Una squadra senza una guida, senza soldi, senza futuro. Ma con un sogno, che a volte basta a far sperare chi ha la forza di sognare come te.

 

Si potrebbero parafrasare il buon Lindo Ferretti ed i suoi compari. Il calcio è anche (e ancora) epica, da qualsiasi punto di vista lo si guardi ed in qualsiasi categoria esso si giochi, capace come è di creare eroi e di distruggerne altri, pathos, etnica (come meglio vedremo avanti), in parte, solo in parte, etica (quella che a volte resiste nei campetti polverosi di periferia, là dove il rincorrere una palla assume la funzione meravigliosamente dispersiva di diversivo ludico, in barba ad ogni sovrastruttura di mercato).
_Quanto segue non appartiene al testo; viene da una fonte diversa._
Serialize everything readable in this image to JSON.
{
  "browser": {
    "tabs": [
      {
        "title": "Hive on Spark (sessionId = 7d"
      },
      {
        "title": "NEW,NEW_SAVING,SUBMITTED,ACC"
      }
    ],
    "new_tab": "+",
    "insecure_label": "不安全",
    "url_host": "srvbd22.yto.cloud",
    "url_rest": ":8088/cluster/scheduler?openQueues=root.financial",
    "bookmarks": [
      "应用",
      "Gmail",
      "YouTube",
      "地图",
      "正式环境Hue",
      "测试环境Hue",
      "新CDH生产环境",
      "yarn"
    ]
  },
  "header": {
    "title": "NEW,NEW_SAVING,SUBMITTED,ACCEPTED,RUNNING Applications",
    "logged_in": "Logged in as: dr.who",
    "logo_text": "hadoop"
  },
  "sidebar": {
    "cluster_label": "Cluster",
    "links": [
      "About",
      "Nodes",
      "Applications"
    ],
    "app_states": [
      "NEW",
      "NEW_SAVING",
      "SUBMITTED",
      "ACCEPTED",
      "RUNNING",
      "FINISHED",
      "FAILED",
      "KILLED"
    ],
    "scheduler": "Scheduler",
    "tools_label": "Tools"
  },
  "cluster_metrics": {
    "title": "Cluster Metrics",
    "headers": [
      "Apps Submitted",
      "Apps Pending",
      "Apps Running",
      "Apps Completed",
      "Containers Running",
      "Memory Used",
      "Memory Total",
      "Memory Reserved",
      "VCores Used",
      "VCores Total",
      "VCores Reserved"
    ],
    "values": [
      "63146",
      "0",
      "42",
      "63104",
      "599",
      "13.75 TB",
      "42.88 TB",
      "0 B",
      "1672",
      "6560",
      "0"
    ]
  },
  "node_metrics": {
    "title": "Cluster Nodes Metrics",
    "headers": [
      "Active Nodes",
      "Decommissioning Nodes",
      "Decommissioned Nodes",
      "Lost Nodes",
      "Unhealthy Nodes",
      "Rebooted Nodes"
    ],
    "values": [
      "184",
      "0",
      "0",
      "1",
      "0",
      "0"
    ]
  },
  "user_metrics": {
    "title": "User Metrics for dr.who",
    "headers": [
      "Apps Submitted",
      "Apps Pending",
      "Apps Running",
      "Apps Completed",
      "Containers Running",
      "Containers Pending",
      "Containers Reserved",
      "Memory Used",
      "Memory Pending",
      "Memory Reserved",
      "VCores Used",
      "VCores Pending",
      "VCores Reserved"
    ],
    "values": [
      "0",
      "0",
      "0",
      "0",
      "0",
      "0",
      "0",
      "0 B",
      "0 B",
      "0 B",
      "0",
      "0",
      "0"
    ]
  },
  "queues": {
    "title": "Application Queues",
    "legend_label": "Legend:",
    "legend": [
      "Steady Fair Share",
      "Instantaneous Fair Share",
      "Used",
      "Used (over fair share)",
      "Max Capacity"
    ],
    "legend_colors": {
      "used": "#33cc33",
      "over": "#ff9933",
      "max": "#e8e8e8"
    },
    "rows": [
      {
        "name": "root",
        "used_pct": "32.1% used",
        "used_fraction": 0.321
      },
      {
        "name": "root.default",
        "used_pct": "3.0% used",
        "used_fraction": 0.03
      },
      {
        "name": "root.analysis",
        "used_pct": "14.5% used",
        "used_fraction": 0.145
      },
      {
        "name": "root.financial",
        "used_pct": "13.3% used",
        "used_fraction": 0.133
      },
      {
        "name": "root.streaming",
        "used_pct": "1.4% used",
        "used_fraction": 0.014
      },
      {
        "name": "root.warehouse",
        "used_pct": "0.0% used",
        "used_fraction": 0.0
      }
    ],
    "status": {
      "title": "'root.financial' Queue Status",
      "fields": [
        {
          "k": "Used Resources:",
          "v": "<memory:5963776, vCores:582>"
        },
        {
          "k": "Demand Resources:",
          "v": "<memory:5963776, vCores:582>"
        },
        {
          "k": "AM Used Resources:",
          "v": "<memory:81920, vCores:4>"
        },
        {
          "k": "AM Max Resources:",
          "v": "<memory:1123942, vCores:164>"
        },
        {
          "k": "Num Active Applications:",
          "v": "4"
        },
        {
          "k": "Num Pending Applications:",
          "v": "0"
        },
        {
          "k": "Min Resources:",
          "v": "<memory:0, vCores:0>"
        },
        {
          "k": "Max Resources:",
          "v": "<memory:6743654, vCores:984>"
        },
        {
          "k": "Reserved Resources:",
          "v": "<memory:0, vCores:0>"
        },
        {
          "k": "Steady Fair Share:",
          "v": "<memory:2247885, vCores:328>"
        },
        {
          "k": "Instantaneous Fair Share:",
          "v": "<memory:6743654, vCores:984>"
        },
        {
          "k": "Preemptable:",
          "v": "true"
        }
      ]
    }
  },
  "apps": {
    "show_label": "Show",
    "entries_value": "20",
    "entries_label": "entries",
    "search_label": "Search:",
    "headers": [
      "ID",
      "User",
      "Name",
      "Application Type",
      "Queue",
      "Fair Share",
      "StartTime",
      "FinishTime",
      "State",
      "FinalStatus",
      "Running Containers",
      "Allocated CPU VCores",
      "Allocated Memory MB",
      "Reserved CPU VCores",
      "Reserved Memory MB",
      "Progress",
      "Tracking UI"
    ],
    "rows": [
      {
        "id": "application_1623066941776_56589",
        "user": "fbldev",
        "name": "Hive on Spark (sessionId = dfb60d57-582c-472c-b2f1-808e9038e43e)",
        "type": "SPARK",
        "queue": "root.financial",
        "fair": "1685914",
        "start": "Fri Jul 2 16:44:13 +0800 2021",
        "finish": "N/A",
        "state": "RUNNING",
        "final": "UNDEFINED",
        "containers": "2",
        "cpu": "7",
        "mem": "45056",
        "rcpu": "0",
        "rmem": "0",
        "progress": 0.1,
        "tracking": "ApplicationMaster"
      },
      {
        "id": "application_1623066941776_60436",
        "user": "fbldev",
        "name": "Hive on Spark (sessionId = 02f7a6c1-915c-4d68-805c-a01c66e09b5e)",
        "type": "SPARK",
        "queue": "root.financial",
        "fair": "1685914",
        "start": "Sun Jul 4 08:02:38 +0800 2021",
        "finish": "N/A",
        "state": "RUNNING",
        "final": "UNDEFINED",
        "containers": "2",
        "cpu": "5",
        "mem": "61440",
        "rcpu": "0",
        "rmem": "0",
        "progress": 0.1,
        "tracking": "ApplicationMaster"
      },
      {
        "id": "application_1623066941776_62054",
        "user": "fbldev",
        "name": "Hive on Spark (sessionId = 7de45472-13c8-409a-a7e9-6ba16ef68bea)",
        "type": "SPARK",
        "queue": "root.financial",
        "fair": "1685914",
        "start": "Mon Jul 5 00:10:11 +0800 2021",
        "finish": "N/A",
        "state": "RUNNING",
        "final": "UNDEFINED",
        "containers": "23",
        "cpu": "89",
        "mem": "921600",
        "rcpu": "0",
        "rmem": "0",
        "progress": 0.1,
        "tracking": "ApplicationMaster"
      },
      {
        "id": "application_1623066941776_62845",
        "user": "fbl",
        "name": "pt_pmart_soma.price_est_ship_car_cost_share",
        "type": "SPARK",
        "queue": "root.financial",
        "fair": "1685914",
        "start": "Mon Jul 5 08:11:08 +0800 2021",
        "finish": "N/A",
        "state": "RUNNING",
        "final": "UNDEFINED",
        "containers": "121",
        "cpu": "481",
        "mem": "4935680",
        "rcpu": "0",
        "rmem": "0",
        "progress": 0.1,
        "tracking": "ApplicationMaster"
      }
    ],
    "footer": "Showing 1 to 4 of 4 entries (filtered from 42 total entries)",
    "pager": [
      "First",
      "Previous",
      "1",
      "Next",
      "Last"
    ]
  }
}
E il calcio è, naturalmente, passione, quel sentimento di totale dipendenza e assoluta beatitudine assorta che ti fa amare una maglia ed i suoi colori, spesso solo quella maglia e quei colori. Passi chi vuole a far danni ed a considerare una squadra di calcio come un investimento: lassù ci saranno sempre cuori che battono all’unisono in attesa di un gol, di una discesa, di una risurrezione.

 

Una meravigliosa stagione fallimentare è la breve storia (romanzata il giusto, soltanto nelle scene iniziali e nei commenti che comunque non indulgono troppo ad una sporca poesia del quotidiano, concentrati come sono a rappresentare i fatti nella loro oggettività pur ironica) del Bari (anzi: della Bari, come sentimento popolare si ostina a chiamare la squadra) 2013-2014. Annata partita in sordina e tra mille difficoltà, con un fallimento annunciato, e poi sempre rinviato, da quella famiglia Matarrese che trattava il suo giocattolo come soprammobile ormai impolverato e senza anima, e finita tra ali di folla esultante che festeggiano una soltanto sfiorata promozione in serie A. Il calcio è paradosso: fattisi da parte i magnati e la loro progettualità senza orizzonti, il pubblico, distaccatosi dalle vicende dei beniamini, ricomincia ad appassionarsi a quei ragazzi che, senza stipendio da mesi, riprendono a correre ed a vincere, in attesa di quell’epifania economica (e un po’ misteriosa) che di lì a poco si compirà, donando nuova linfa ai sogni ed alle speranze. Perché il calcio sa essere anche mutuo su un futuro tutto da scrivere e di cui può solo immaginarsi un finale rutilante.

 

Il merito del documentario sta nella esposizione di una precisa, quasi chirurgica, compenetrazione tra una squadra di calcio e l’ambiente in cui vive ed opera. La Bari team è anche la Bari dei vicoli e degli entusiasmi popolari, della quasi metropoli disincantata, della forza che promana violenta dalla passione, del mare che ammalia il capitano bergamasco e il difensore uruguagio. La cavalcata verso la serie A, pur con il suo finale triste e dignitoso, è l’occasione perché il popolo, quel popolo, possa finalmente attuare la sua rivoluzione: deposti i Giulio Cesare irriconoscenti, resta, a gettare un ponte quasi metafisico tra passato e presente, un giovane albanese a segnare la doppietta che alimenta il fuoco di quel sogno; un giovane albanese che, venti anni prima, era sbarcato sulle coste pugliesi e da quella città era stato, magari malvolentieri, accolto (l’etnica del calcio, si diceva). Scelga chiunque la sua metafora preferita: intanto, molto bella è quella che all’improvviso squarcia il film e che concerne la vertigine orizzontale: quella che non ti fa aver paura di cadere, ma soltanto di perdere le cose che hai intorno, per cui hai sempre lottato e che invece paiono doversi, da un momento all’altro, smaterializzare.